I want to give my daughter what I missed: a worldview. A framework to think about what she sees every day. I believe that is the role of women: to train up our children in the way they should go. Of course, I see nothing wrong with women entering the public sphere to, for example, get on YouTube and share their ideas about the movement. But I think most of what they may have to say that is useful will have to do with the domestic sphere. That is our humble but gigantic role: to raise strong, wise, capable children who understand something of how the world works. It is up to us to protect them from the abject lies they would be taught in American public schools, to introduce them to a faith community and make it a part of their lives, to join them to a tribe of like-minded people, to expose them to the natural world, to make sure they are healthy and vigorous, to teach them history and philosophy and art and literature and science.

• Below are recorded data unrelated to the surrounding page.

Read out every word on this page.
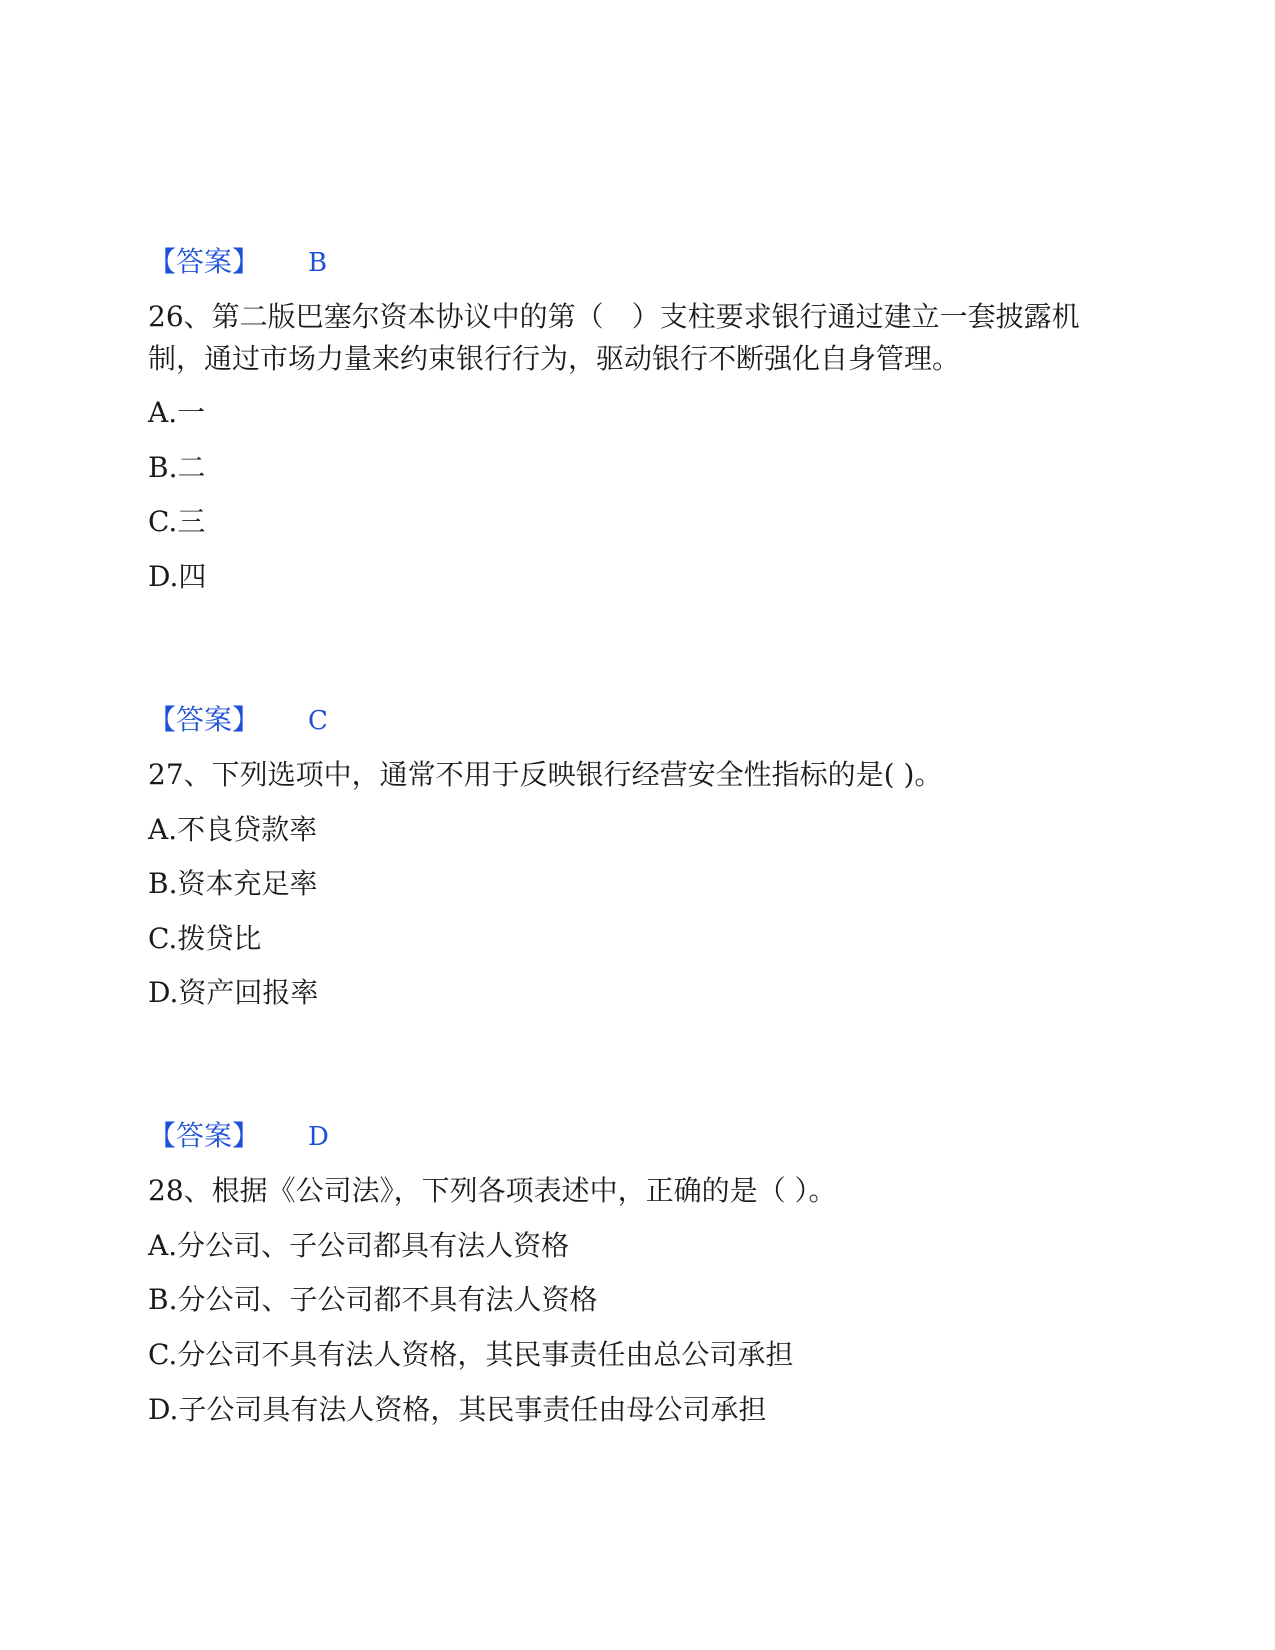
【答案】 B
26、第二版巴塞尔资本协议中的第（　）支柱要求银行通过建立一套披露机
制，通过市场力量来约束银行行为，驱动银行不断强化自身管理。
A.一
B.二
C.三
D.四
【答案】 C
27、下列选项中，通常不用于反映银行经营安全性指标的是( )。
A.不良贷款率
B.资本充足率
C.拨贷比
D.资产回报率
【答案】 D
28、根据《公司法》，下列各项表述中，正确的是（ ）。
A.分公司、子公司都具有法人资格
B.分公司、子公司都不具有法人资格
C.分公司不具有法人资格，其民事责任由总公司承担
D.子公司具有法人资格，其民事责任由母公司承担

Children, the home, wifehood -- these are our domains, and they are great spiritual responsibilities that will and should occupy much of our minds and hearts, let alone our time.

I want my daughter's childhood to be beautiful and peaceful. I want her to grow up with people who are her people, with whom she feels familiar and safe.

We are looking at Appalachia. Due to the nature of my husband's work, our livelihood will not depend on the local economy. We can live anywhere. That area has an abundance of cheap, beautiful, wooded land. ("Buy land. They're not making it anymore." - Mark Twain) Much of it is a majority white area, and we like the idea of having, for a change, four seasons with a mild summer and snowy winter.

I don't know for sure where we will end up, but in the coming months we will be researching, and then visiting, a number of places to try to find something like the country our parents grew up in. Meanwhile I look at my baby girl and just pray.